Under the DREAM Act, most students who came to the U.S. at age 15 or younger at least five years before the date of the bill’s enactment and who have maintained good moral character since entering the U.S. would qualify for conditional permanent resident status upon acceptance to college, graduation from a U.S. high school, or being awarded a GED in the U.S. Students would not qualify for this relief if they had committed crimes, were a security risk, or were inadmissible or removable on certain other grounds.

■ Conditional permanent resident status

Conditional permanent resident status would be similar to lawful permanent resident status, except that it would be awarded for a limited duration—six years under normal circumstances—instead of indefinitely.

Students with conditional permanent resident status would be able to work, drive, go to school, and otherwise participate normally in day-to-day activities on the same terms as other Americans, except that generally they would not be able to travel abroad for lengthy periods and they would not be eligible for Pell Grants or certain other federal financial aid grants. They would, however, be eligible for federal work study and student loans, and states would not be restricted from providing their own financial aid to these students. Time spent by young people in conditional permanent resident status would count towards the residency requirements for naturalization.
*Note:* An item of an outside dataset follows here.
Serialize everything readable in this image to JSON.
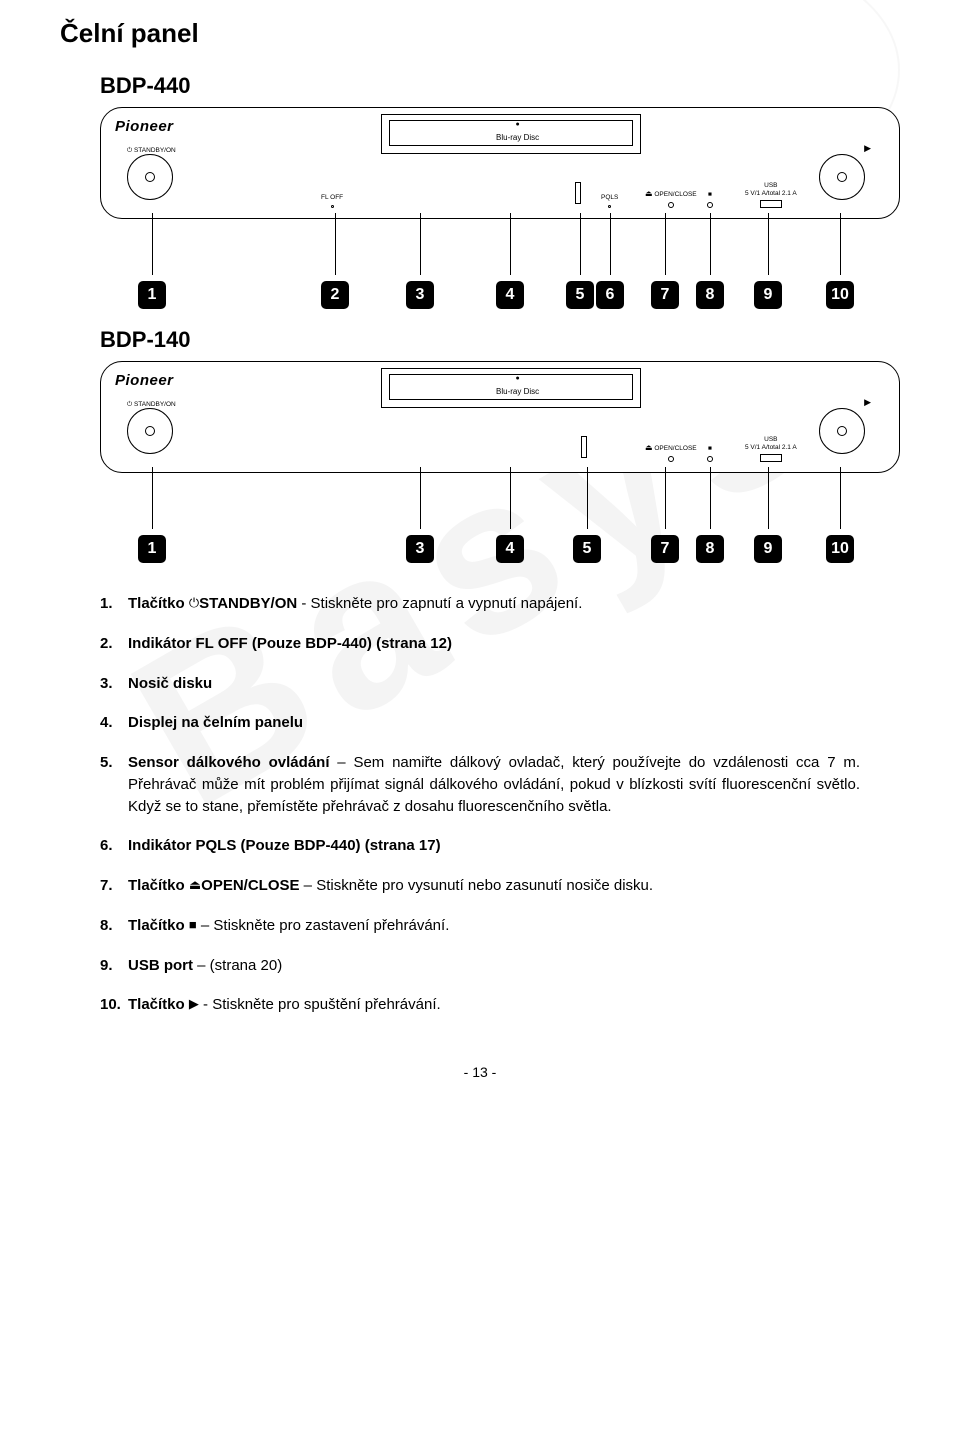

■ Requirements to lift the condition and obtain regular lawful permanent resident status
At the end of the conditional period, unrestricted lawful permanent resident status would be granted if, during the conditional period, the immigrant had maintained good moral character, avoided lengthy trips abroad, and met at least one of the following criteria:

• Graduated from a two-year college or certain vocational colleges, or studied for at least two years toward a B.A. or higher degree, or

• Served in the U.S. armed forces for at least two years.

■ In-state tuition: Restore state option

The DREAM Act would also repeal section 505 of the Illegal Immigration Reform and Immigrant Responsibility Act of 1996 (IIRIRA), which currently discourages states from providing in-state tuition or other higher education benefits without regard to immigration status. Under section 505, states that provide a higher education benefit based on residency to undocumented immigrants must provide the same benefit to U.S. citizens in the same circumstances, regardless of their state of residence.
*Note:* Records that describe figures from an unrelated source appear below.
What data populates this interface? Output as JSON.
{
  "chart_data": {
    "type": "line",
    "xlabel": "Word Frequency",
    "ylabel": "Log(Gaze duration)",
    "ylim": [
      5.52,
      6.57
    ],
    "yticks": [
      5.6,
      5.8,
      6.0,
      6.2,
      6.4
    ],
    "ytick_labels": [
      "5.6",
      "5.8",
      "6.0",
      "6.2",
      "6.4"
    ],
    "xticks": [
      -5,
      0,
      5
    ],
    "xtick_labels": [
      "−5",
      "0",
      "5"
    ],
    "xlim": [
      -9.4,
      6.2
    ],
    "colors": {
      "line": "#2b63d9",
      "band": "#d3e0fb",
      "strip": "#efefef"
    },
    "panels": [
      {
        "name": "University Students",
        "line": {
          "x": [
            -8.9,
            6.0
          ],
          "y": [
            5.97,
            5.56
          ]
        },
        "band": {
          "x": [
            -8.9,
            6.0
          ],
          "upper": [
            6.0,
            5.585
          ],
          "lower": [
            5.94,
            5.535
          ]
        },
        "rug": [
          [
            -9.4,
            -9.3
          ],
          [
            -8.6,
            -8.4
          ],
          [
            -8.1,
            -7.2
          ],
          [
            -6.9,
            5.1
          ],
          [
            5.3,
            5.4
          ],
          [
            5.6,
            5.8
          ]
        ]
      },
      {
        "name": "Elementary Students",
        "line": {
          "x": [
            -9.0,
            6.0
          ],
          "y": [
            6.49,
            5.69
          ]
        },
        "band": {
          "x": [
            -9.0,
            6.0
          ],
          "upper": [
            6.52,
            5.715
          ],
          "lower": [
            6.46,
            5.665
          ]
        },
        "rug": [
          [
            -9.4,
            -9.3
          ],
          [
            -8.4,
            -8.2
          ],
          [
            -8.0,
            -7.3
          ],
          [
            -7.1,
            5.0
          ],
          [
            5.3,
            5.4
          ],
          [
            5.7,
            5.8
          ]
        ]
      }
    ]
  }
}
Since section 505 became law, twelve states have enacted laws permitting anyone, including undocumented immigrants, who attended and graduated from high school in the state to pay the in-state rate at public colleges and universities. The twelve states are California, Illinois, Kansas, Maryland, Nebraska, New Mexico, New York, Oklahoma, Texas, Utah, Washington, and Wisconsin. These states all pay the section 505 penalty by providing the same in-state discount rate to current residents of other states who previously went to high school and graduated in the state. The DREAM Act would repeal this penalty. This would not require states to provide in-state tuition to undocumented immigrants, but rather would restore this decision to the states without encumbrance.

Source: National Immigration Law Center


RealityZone said...

When the Xtian evangelicals of Iowa hear "Dream Act".
They go looking for a corn field and start building another baseball field.
Build it and they will come.

The Dream Act will be passed once the Republocrats feel that they need the Hispanic vote to stay in power.